On March 9, 1945, Japanese soldiers deposed the French and seized complete control of Indochina. Norodom Palace became the Japanese headquarters in Vietnam.

With the fall of the Japanese in World War II, the French returned to capture southern Vietnam in September 1945. Norodom Palace was once again designated as the French regime's headquarters in Vietnam.

The French were beaten in Dien Bien Phu on May 7, 1954, and were forced to sign the Geneva Accords and withdraw from Vietnam. The United States entered the fight in an attempt to occupy the South. As a result, Vietnam was briefly divided into two regions: the North, led by the Democratic Republic of Vietnam, and the South, led by the State of Vietnam.

On September 7, 1954, France's envoy, General Paul Ely, handed over Norodom Palace to the Saigon regime's representative, Prime Minister Ngo Dinh Diem. Diem renamed the site the Independence Palace. Diem toppled the head of state, Bao Dai, establishing the Republic of Vietnam (RVN), and taking the president a year later, on October 26, 1955.

The Independence Palace became Ngo Dinh Diem's family home and witnessed many political events. Ngo Dinh Diem maintained a family-led dictatorship, confining the population to key hamlets and enforcing Law 10/59. This sparked public outrage as well as disagreement inside the Saigon Cabinet.

The Independence Palace Saigon

On February 27, 1962, two army pilots from the Republic of Vietnam, Nguyen Van Cu and Pham Phu Quoc, attacked the Independence Palace as part of a coup attempt.

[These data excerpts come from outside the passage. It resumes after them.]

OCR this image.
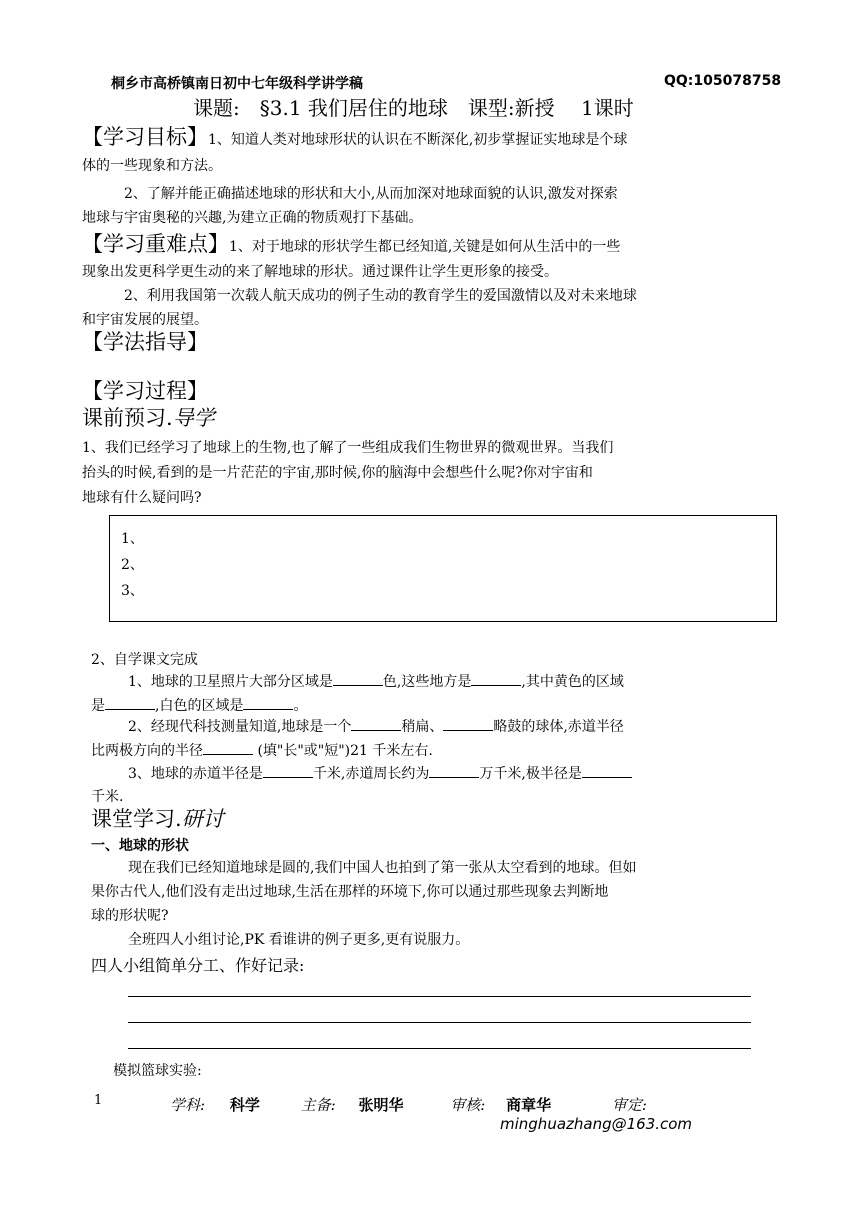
桐乡市高桥镇南日初中七年级科学讲学稿	QQ:105078758
课题:　§3.1 我们居住的地球　课型:新授　 1课时
【学习目标】1、知道人类对地球形状的认识在不断深化,初步掌握证实地球是个球
体的一些现象和方法。
2、了解并能正确描述地球的形状和大小,从而加深对地球面貌的认识,激发对探索
地球与宇宙奥秘的兴趣,为建立正确的物质观打下基础。
【学习重难点】1、对于地球的形状学生都已经知道,关键是如何从生活中的一些
现象出发更科学更生动的来了解地球的形状。通过课件让学生更形象的接受。
2、利用我国第一次载人航天成功的例子生动的教育学生的爱国激情以及对未来地球
和宇宙发展的展望。
【学法指导】
【学习过程】
课前预习.导学
1、我们已经学习了地球上的生物,也了解了一些组成我们生物世界的微观世界。当我们
抬头的时候,看到的是一片茫茫的宇宙,那时候,你的脑海中会想些什么呢?你对宇宙和
地球有什么疑问吗?
1、
2、
3、
2、自学课文完成
1、地球的卫星照片大部分区域是	色,这些地方是	,其中黄色的区域
是	,白色的区域是	。
2、经现代科技测量知道,地球是一个	稍扁、	略鼓的球体,赤道半径
比两极方向的半径	(填"长"或"短")21 千米左右.
3、地球的赤道半径是	千米,赤道周长约为	万千米,极半径是
千米.
课堂学习.研讨
一、地球的形状
现在我们已经知道地球是圆的,我们中国人也拍到了第一张从太空看到的地球。但如
果你古代人,他们没有走出过地球,生活在那样的环境下,你可以通过那些现象去判断地
球的形状呢?
全班四人小组讨论,PK 看谁讲的例子更多,更有说服力。
四人小组简单分工、作好记录:
模拟篮球实验:
1	学科: 科学	主备: 张明华	审核: 商章华	审定:
minghuazhang@163.com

Despite failing, the effort caused major damage to the Palace's left portion. Unsalvageable, Ngo Dinh Diem ordered the construction of a new Palace based on the design of famed architect Ngo Viet Thu, the first Vietnamese to win the coveted Grand Prix de Rome.

On July 1, 1962, construction began. President Ngo Dinh Diem lived in Gia Long Palace (now the Ho Chi Minh City Museum) throughout construction until his assassination on November 2, 1963. Generals Nguyen Van Thieu and Nguyen Cao Ky, as heads of the Republic of Vietnam Government (RVN), presided at the Palace's opening ceremony on October 31, 1966. President Thieu, as President of the Second Republic of Vietnam, made the Independence Palace his house and workplace from 1967 until 1975.

According to the historic Ho Chi Minh Campaign, the Vietnamese Liberation Army's final aim was the Independence Palace, the RVN Government's headquarters. Tank 843, led by Lieutenant Bui Quang Than, broke through the Palace's auxiliary gate at 10:45 a.m. on April 30, 1975. Shortly after, Tank 390, led by Lieutenant Vu Dang Toan, crushed the front gate and advanced towards the Palace. Lieutenant Bui Quang Than raced to the roof at 11:30 a.m., dropped the flag of the Republic of South Vietnam, and hoisted the standard of the National Liberation Front (NLF), bringing the thirty-year conflict to an end.

At that time, RVN President Duong Van Minh declared unconditional surrender and handed over control to the Provisional Revolutionary Government over Saigon Radio. Following the spring triumph of 1975, a consultative meeting for national reunification was held. The meeting took place at the Independence Palace.